Dans le cas de l’espèce, les héritiers de Jean François Bauret ont découvert, après son décès, l’existence d’une statue de deux enfants nus, intitulée Naked, réalisée par Jeff Koons et présentant des similitudes évidentes avec le travail du photographe défunt. N’ayant encore jamais été exposée, cette statue devait l’être, pour la première fois en France, lors d’une exposition dédiée au travail de Jeff Koons, au centre Georges Pompidou. C’est dans ce cadre-là que les héritiers décident de poursuivre le centre, Jeff Koons et sa société, pour contrefaçon. Bien que la statue n’a finalement pas été exposée, elle est éditée dans les folios du centre Georges Pompidou.

Pour se défendre, la société Jeff Koons ne conteste pas que la photographie Enfants a été, pour l’artiste, une source d’inspiration. Elle ne fait qu’affirmer que Koons l’a transformée en « une œuvre nouvelle et indépendante […] qui porte l’empreinte de sa personnalité ». Elle appuie ses prétentions sur les articles L 112-3, L113-2 et L113-4 du Code de la propriété intellectuelle qui semblent reconnaître à l’œuvre de transformation une protection, sans préjudice des droits de l’auteur de l’œuvre originale.

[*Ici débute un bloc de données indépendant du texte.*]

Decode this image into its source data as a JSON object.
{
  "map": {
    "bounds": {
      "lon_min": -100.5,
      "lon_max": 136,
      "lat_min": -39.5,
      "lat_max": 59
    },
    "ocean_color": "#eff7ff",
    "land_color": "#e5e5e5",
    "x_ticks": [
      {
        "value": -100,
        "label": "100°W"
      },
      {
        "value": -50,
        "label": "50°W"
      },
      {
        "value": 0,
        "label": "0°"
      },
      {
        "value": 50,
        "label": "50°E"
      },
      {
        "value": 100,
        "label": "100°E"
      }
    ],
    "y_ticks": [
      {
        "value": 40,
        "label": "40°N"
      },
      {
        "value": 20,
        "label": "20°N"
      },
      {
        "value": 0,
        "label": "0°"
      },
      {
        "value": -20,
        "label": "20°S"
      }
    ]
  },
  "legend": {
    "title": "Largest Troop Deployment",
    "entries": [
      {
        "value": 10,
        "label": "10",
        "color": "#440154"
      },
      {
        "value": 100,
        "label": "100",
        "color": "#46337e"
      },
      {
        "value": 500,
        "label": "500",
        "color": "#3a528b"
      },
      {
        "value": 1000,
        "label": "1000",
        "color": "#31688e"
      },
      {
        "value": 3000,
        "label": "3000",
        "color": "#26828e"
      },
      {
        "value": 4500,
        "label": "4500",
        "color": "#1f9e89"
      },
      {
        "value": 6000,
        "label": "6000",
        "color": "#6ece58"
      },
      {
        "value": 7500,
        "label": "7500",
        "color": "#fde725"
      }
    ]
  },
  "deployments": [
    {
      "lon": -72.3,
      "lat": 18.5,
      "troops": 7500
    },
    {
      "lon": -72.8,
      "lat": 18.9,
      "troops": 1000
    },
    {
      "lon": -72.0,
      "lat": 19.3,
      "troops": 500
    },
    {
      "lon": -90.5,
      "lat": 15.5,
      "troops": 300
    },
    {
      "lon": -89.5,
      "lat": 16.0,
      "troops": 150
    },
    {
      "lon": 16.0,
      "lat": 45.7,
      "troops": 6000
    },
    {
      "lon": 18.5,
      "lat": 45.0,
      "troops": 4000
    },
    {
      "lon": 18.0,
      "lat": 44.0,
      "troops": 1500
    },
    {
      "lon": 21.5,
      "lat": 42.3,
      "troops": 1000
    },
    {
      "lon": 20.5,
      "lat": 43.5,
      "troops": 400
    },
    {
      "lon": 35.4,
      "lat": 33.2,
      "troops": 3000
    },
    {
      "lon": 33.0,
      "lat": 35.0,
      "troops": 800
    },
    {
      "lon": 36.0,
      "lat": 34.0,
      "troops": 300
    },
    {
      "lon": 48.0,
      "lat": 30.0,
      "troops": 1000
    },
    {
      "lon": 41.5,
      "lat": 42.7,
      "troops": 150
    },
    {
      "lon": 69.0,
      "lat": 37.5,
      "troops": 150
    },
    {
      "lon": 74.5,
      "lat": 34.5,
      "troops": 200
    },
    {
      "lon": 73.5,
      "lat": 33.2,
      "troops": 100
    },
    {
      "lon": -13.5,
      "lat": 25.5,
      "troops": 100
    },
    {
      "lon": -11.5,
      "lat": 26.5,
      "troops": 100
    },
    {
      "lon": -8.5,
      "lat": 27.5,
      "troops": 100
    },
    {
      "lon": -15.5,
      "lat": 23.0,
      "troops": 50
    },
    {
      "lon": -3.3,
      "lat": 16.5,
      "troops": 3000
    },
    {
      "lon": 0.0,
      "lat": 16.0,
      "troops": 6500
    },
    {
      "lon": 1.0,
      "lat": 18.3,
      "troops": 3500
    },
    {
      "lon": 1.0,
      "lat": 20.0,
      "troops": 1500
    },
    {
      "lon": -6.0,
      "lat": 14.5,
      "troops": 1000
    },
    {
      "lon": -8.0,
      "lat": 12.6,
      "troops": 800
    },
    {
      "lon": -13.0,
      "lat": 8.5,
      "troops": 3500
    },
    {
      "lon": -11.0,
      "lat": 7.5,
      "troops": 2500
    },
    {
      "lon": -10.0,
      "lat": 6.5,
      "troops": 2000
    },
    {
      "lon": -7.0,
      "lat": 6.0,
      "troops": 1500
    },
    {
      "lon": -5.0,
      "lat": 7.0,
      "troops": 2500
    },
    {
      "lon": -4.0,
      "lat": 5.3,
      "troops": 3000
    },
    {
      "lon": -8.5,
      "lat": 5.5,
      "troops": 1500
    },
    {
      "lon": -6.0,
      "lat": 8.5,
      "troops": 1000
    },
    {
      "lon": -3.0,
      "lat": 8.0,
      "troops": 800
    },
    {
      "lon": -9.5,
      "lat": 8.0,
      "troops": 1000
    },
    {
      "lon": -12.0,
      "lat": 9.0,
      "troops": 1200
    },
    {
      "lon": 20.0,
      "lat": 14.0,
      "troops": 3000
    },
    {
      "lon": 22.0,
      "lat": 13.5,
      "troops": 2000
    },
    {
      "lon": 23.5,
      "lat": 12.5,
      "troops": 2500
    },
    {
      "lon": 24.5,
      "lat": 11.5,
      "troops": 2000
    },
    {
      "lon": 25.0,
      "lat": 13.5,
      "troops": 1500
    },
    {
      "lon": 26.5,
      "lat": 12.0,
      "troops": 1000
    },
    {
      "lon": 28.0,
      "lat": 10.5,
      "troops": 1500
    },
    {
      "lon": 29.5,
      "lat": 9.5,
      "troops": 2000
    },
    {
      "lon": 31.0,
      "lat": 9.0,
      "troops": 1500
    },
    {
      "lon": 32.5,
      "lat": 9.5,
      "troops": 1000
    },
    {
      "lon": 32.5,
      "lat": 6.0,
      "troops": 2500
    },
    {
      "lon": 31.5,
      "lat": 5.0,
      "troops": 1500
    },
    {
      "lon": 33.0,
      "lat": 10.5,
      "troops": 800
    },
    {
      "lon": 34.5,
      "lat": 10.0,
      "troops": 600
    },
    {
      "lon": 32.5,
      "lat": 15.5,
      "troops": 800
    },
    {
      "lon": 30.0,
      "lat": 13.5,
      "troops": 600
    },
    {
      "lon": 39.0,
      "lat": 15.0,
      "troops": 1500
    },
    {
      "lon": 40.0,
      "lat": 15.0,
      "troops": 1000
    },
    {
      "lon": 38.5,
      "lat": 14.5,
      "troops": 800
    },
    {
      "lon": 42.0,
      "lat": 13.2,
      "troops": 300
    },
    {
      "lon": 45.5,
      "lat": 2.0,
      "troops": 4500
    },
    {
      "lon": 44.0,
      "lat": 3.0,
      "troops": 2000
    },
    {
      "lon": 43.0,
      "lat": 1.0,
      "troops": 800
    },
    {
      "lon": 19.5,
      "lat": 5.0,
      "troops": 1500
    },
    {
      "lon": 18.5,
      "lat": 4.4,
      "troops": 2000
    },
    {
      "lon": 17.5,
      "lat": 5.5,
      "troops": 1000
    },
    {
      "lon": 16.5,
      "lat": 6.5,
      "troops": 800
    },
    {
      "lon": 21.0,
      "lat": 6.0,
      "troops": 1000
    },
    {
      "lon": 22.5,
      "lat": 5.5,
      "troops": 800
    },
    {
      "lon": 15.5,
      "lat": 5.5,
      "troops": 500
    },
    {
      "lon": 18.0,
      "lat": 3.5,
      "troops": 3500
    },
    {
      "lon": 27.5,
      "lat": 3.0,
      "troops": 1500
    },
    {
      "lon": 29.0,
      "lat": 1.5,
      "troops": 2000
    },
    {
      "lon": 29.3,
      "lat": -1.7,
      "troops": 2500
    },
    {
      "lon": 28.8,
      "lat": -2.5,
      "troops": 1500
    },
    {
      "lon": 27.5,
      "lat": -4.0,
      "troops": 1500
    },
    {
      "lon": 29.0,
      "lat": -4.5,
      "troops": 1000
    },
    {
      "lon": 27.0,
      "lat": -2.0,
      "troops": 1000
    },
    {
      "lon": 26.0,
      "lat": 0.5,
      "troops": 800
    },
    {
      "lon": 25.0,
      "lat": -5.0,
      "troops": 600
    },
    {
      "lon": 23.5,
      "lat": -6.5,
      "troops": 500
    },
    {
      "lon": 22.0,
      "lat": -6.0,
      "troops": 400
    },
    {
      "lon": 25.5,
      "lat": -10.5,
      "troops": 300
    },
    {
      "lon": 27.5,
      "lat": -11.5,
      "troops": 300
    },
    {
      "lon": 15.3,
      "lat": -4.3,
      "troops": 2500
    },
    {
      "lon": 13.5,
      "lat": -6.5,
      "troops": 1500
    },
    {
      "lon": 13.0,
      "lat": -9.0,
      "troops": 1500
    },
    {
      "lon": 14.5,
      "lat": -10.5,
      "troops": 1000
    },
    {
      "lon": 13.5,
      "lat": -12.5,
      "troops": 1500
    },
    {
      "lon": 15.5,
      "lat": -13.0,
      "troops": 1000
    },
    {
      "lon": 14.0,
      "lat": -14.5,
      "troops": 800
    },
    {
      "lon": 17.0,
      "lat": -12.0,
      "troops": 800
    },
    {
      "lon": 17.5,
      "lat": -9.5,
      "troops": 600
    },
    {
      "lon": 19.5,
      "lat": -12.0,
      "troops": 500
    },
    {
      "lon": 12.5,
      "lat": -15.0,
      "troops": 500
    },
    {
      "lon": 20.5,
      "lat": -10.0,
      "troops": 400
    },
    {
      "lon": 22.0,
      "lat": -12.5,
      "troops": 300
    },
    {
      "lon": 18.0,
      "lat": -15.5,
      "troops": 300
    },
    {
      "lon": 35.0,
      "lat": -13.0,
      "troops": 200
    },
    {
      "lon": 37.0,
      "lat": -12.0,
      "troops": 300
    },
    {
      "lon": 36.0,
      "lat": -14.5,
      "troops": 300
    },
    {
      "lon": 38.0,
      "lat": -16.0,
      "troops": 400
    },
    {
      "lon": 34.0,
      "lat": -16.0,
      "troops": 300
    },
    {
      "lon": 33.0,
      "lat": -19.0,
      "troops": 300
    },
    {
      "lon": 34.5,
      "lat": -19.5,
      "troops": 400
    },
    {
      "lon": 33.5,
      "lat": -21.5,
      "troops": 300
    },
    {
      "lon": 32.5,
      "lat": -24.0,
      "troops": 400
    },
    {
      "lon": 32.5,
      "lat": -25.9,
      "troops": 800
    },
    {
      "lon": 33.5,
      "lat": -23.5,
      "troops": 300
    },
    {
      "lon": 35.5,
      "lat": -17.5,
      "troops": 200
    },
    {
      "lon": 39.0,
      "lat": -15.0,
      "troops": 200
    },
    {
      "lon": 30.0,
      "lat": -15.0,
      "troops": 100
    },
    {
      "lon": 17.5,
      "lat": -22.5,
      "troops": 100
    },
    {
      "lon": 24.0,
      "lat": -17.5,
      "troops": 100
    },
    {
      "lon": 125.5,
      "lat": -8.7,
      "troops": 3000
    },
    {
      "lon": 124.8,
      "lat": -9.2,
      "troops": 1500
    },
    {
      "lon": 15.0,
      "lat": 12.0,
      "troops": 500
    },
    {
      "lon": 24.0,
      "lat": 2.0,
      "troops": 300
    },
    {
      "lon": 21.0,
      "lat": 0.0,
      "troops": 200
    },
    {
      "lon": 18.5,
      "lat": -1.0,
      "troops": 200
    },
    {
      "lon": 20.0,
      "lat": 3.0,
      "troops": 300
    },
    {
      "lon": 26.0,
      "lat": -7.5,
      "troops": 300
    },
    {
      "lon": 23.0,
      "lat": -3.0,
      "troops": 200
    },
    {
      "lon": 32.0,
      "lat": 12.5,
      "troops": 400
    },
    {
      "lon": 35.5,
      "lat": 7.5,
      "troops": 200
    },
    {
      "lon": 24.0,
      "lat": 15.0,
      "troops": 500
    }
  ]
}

La société soulève également, pour sa défense, la liberté d’expression, que la Cour européenne des droits de l’homme a déjà fait prévaloir sur les droits d’auteur dans une affaire Asby Donald eta c/France le 10 janvier 2013. Enfin, sera également évoquée l’exception de parodie, prévue par l’article L 122-5 du code de la propriété intellectuelle. Autant d’arguments qui prônent l’appropriationnisme et en font un courant artistique à part entière. A ce titre, il devrait assurer à l’auteur de l’œuvre une protection similaire à celle accordée à l’auteur de l’œuvre initiale.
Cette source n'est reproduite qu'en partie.